Less than nine months after adopting regulations restricting the public’s access to arrest reports, the RI Department of Public Safety (DPS) is proposing to hide even more of those records from public view. In preparation for a public hearing scheduled for next Tuesday, the RI ACLU has filed written testimony urging that the proposal be withdrawn.

Under the proposal, any witness statements gathered by the RI State Police would be withheld from the public, even when the statements are part of an initial arrest report.
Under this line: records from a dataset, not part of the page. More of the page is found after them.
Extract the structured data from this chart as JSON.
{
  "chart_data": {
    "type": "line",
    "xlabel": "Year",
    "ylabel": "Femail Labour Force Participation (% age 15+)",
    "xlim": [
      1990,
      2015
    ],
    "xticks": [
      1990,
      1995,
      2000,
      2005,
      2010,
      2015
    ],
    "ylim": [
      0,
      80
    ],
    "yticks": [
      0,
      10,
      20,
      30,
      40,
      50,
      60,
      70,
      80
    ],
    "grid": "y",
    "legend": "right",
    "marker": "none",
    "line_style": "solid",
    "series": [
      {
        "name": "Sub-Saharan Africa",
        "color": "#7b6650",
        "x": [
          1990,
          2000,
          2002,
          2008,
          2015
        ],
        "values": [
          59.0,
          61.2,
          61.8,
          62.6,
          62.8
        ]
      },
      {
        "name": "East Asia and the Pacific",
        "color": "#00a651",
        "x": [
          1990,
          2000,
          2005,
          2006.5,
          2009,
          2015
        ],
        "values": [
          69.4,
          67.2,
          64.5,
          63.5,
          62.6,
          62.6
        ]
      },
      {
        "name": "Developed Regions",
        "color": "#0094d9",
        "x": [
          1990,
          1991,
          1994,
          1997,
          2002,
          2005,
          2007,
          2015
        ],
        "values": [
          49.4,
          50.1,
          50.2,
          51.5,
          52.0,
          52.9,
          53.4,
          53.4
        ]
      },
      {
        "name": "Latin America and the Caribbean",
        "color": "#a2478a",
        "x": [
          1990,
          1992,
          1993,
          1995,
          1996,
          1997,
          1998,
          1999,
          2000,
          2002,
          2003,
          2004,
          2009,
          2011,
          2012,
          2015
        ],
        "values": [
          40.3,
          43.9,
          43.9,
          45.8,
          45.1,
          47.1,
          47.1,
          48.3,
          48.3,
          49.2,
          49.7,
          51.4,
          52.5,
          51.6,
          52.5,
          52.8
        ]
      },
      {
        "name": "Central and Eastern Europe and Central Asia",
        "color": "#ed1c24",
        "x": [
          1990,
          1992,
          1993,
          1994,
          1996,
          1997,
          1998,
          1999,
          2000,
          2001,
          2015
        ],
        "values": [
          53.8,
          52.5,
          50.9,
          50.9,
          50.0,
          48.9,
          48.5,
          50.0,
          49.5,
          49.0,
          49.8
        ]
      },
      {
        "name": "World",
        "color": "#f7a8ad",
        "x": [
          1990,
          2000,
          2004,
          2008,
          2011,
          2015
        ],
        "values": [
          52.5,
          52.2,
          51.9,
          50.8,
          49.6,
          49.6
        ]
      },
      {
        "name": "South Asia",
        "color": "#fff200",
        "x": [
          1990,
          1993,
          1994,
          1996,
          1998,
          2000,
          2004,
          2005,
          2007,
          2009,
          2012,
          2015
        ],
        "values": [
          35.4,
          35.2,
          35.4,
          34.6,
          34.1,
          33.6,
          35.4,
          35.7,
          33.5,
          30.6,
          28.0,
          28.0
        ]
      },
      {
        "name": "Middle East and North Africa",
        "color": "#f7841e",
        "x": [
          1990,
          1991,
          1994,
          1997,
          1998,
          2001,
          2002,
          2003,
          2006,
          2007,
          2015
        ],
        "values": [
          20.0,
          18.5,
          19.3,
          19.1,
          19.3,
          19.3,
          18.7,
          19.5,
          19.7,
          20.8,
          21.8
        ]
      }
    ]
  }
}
The ACLU called the proposal “yet another attack on transparency” by DPS, arguing that it not only would “improperly expand the Access to Public Record Act’s (APRA) law enforcement exemption,” but would undermine “the statute's requirement that initial arrest reports be public.”

The one-sentence amendment at issue states: "Witness statements taken for incident or arrest reports, though not considered a public record, may be released to the individual from whom the statement was taken, only if no exemptions apply." However, the ACLU's testimony argues that “it is simply incorrect that witness statements are ‘not considered a public record.’  ‟No category of police record -- whether witness statements or any other type of document – is per se exempt from disclosure under APRA‟s law enforcement records exemption.”

The ACLU called “even more egregious” the proposal’s specific attempt to make secret any witness statements that appear in initial arrest reports, since APRA explicitly provides that “records or reports reflecting the initial arrest of an adult … shall be public.” The DPS proposal, said the ACLU, “would allow the core of some arrest reports to be significantly censored, despite the statute’s explicit reference to arrest reports being public.” As a result, the public will often not know the basis for, and strength of, a State Police decision to arrest a person.

This past January, over the objections of open government groups, DPS adopted rules allowing  it  to  engage  in  a  case-by-case  “balancing  test”  in  deciding  whether  to  release otherwise-public information  under  APRA.  This latest proposal takes those rules one step further by making an entire category of information – witness statements – secret.

In recent years, the State Police have been the main opponents of legislation that would strengthen APRA. RI ACLU executive director Steven Brown said today: “Scrutiny of arrest reports is essential in order to make sure that proper procedures are being followed by law enforcement agencies and arrests are taking place in a lawful manner. This latest effort by the State Police to weaken public oversight undercuts a major foundation of the open records law.  We hope the proposal will be withdrawn.”